At the time, he was also advancing an economic theory as a lesson and accusing the then Minister of Finance of not using Romania’s loans efficiently (the same minister who was accused of not repaying the loans he had drawn in his personal name while studying abroad).
“You have to create income. Where is the 100 billion that Cîțu (Finance Minister Florin Cîțu) borrowed? I asked him 100 times. He never answers. If he doesn’t create income, where does he get the money? If he has frozen everything, there is no more consumption, where is the income coming from? If you don’t have investments…(…) You haven’t started any new investment,” the social-democrat leader said.
Previous governments didn’t know what to do with international loans
Also in 2021, the same Social Democrat leader spoke of a “wage freeze” at a time when Romania’s public debt was approaching 50% of GDP.
Marcel Ciolacu, like all opposition parties in pre-election moments, also raised the issue of the country’s public debt, describing the situation as a “widespread robbery”, referring to the legislation which stipulates that if the public debt exceeds 50% of GDP, the government is obliged to take measures, including “freezing salaries”. Ironically, Romania’s public debt has remained at the threatening level of almost half of GDP for two years now. According to Eurostat data, Romania recorded a debt of 49% of GDP in the first quarter of 2023, compared to a level of 47.3% of GDP in the previous three months and 48.3% in the first three months of 2022. It is in the second half of Europe, among the countries that recorded increases last year.

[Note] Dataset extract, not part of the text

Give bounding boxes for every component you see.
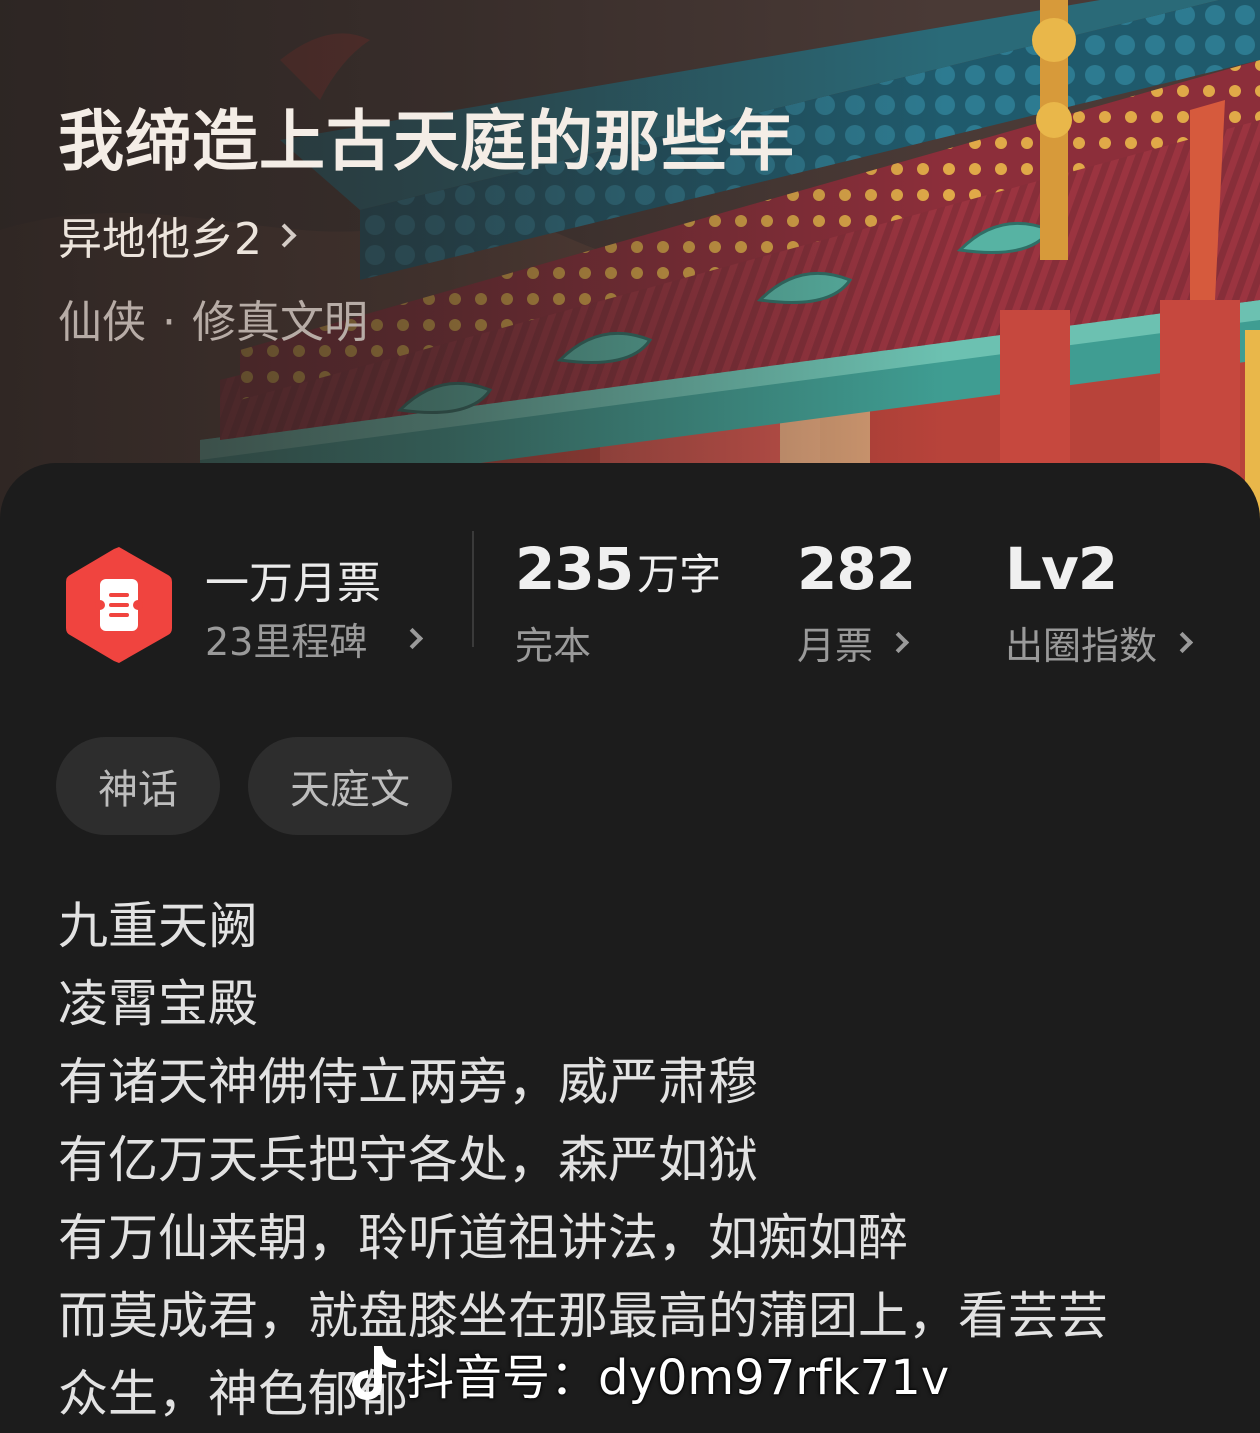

But, as economists quoted by Free Europe point out, it’s not the figures that need to worry.
“Things have to be looked at differently for rich and less rich countries. Because if you look at the public debt of the US or the UK, it is comparatively much higher than that of Romania. But those two countries can always meet the payments. In the case of Romania, we see that the public debt is increasing because we don’t have the capacity to pay our maturing debts and then we roll them over and inflate them,” said a source quoted by Free Europe.
Remember (and conclude) 2010: the worst year for the labor market
In 2010 – the time of the most famous “reform” of the Romanian budget system – Romania and Hungary were the countries in Central and Eastern Europe with the largest borrowings from international institutions, €20 billion each, followed by Ukraine with €11.7 billion and Latvia with €7.5 billion. However, since then, these debts have increased through other loans taken out on more or less advantageous terms, with much of the money going to the functioning of the state instead of investment, a fact that has even been recognized by the governments that have been in power in Romania for the last three decades.

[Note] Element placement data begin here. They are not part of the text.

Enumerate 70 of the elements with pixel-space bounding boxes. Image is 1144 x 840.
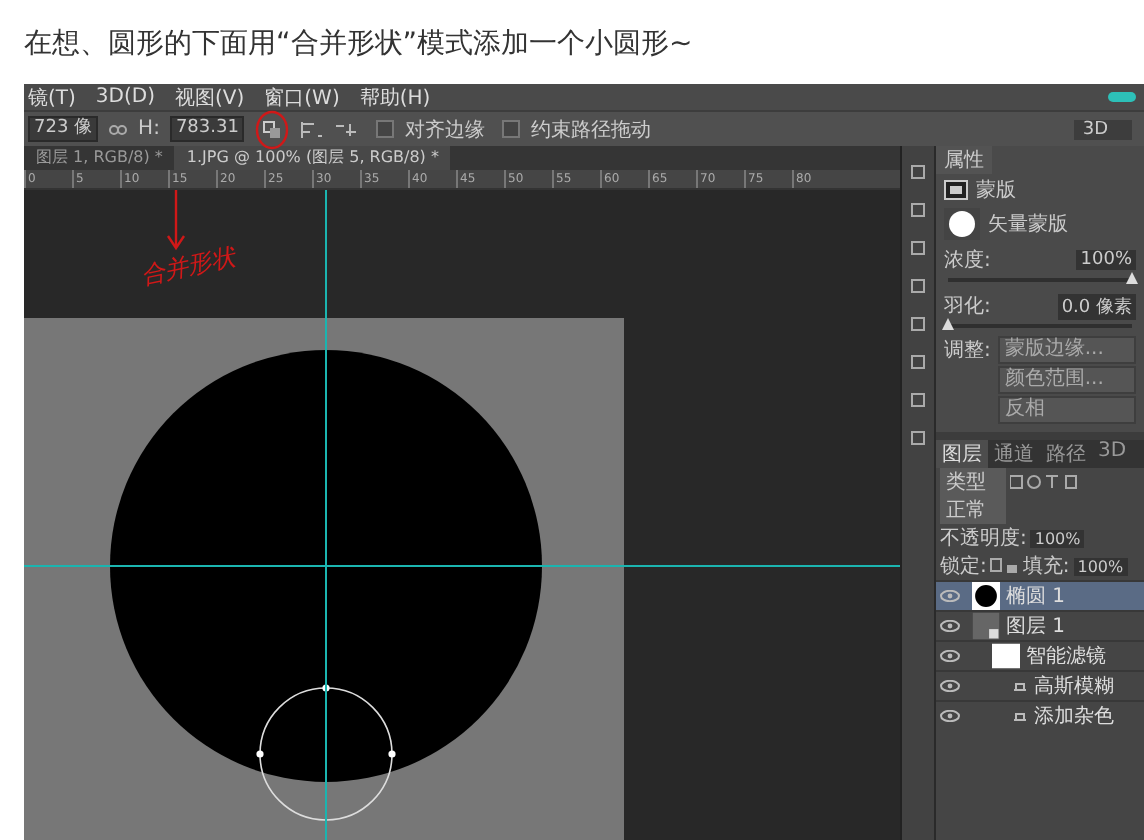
blend-mode-dropdown[interactable]: 正常 xyxy=(940,496,1006,524)
mask-thumbnail xyxy=(944,208,980,240)
arrange-icon[interactable] xyxy=(334,119,359,139)
panel-tab[interactable]: 属性 xyxy=(936,146,992,174)
filter-icons[interactable] xyxy=(1010,474,1078,490)
layer-row[interactable]: 图层 1 xyxy=(936,610,1144,640)
checkbox[interactable] xyxy=(376,120,395,138)
feather-label: 羽化: xyxy=(944,294,991,320)
link-icon[interactable] xyxy=(108,123,129,135)
eye-icon[interactable] xyxy=(940,648,960,664)
handwritten-annotation: 合并形状 xyxy=(137,240,239,294)
small-circle-path xyxy=(256,684,396,821)
combine-shapes-icon[interactable] xyxy=(262,119,283,139)
layer-name: 椭圆 1 xyxy=(1006,583,1066,610)
filter-mask-thumbnail xyxy=(992,642,1020,670)
menu-item[interactable]: 窗口(W) xyxy=(264,83,340,111)
mask-icon xyxy=(944,180,968,200)
eye-icon[interactable] xyxy=(940,678,960,694)
eye-icon[interactable] xyxy=(940,618,960,634)
layer-thumbnail xyxy=(972,612,1000,640)
workspace-dropdown[interactable]: 3D xyxy=(1074,119,1132,139)
fill-label: 填充: xyxy=(1022,553,1070,580)
highlight-circle xyxy=(254,109,291,149)
layer-name: 添加杂色 xyxy=(1034,703,1114,730)
layer-name: 高斯模糊 xyxy=(1034,673,1114,700)
slider-thumb[interactable] xyxy=(1126,272,1138,284)
opacity-label: 不透明度: xyxy=(940,525,1027,552)
filter-effect-icon[interactable] xyxy=(1012,708,1028,724)
menu-item[interactable]: 镜(T) xyxy=(28,83,76,111)
filter-effect-icon[interactable] xyxy=(1012,678,1028,694)
density-label: 浓度: xyxy=(944,247,991,274)
checkbox-label: 对齐边缘 xyxy=(404,117,485,143)
lock-icons[interactable] xyxy=(990,558,1019,574)
height-label: H: xyxy=(138,118,160,140)
panel-tab[interactable]: 通道 xyxy=(988,440,1040,468)
caption-text: 在想、圆形的下面用“合并形状”模式添加一个小圆形~ xyxy=(22,26,695,64)
opacity-field[interactable]: 100% xyxy=(1030,529,1085,547)
menu-item[interactable]: 视图(V) xyxy=(175,83,245,111)
filter-dropdown[interactable]: 类型 xyxy=(940,468,1006,496)
slider-thumb[interactable] xyxy=(942,318,954,330)
document-tab[interactable]: 图层 1, RGB/8) * xyxy=(24,146,175,170)
vector-mask-label: 矢量蒙版 xyxy=(988,211,1068,238)
height-field[interactable]: 783.31 xyxy=(169,116,245,142)
layer-row[interactable]: 高斯模糊 xyxy=(936,670,1144,700)
fill-field[interactable]: 100% xyxy=(1073,557,1128,575)
minimize-icon[interactable] xyxy=(1108,92,1136,102)
shape-thumbnail xyxy=(972,582,1000,610)
lock-label: 锁定: xyxy=(940,553,987,580)
width-field[interactable]: 723 像 xyxy=(28,116,99,142)
menu-item[interactable]: 3D(D) xyxy=(95,86,155,108)
panel-tab[interactable]: 3D xyxy=(1092,440,1133,468)
eye-icon[interactable] xyxy=(940,708,960,724)
menu-item[interactable]: 帮助(H) xyxy=(359,83,431,111)
layer-name: 图层 1 xyxy=(1006,614,1066,640)
adjust-label: 调整: xyxy=(944,338,991,366)
eye-icon[interactable] xyxy=(940,588,960,604)
feather-field[interactable]: 0.0 像素 xyxy=(1057,293,1136,319)
layer-row[interactable]: 智能滤镜 xyxy=(936,640,1144,670)
layer-row[interactable]: 添加杂色 xyxy=(936,700,1144,730)
layer-name: 智能滤镜 xyxy=(1026,643,1106,670)
align-icon[interactable] xyxy=(300,119,325,139)
annotation-arrow xyxy=(167,190,185,251)
density-field[interactable]: 100% xyxy=(1076,250,1136,270)
layer-row[interactable]: 椭圆 1 xyxy=(936,580,1144,610)
panel-tab[interactable]: 路径 xyxy=(1040,440,1092,468)
mask-label: 蒙版 xyxy=(976,177,1016,204)
panel-tab[interactable]: 图层 xyxy=(936,440,988,468)
document-tab[interactable]: 1.JPG @ 100% (图层 5, RGB/8) * xyxy=(174,146,451,170)
checkbox[interactable] xyxy=(502,120,521,138)
checkbox-label: 约束路径拖动 xyxy=(530,117,651,143)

According to economic analysts 2010 was the “worst year for the labor market”. It was a year in which unemployment reached a record high, 260,000 employees disappeared from the economy at the fastest pace of private sector layoffs and a quarter of employees – those in the budget system – lost 25% of their salaries. At the same time, the government led by liberal-democrat Prime Minister Emil Boc raised the VAT rate from 19% to 24% in a shock decision that took the business world by surprise. The unemployment rate in March 2010 reached its highest level since 2003 – almost 8.4% – when more than 765,000 unemployed people were registered with the employment agencies. It was only in September 2018, nine years on, that unemployment fell to 3.4% and the number of unemployed people fell to less than 300,000.
2010 was also the second year in which the private sector displayed massive layoffs, with 4.1 million employees left in the economy at the end of the year, more than 260,000 fewer than the previous year. On top of that, the economy officially surpassed its pre-2008 crisis level in terms of employment only in May 2017.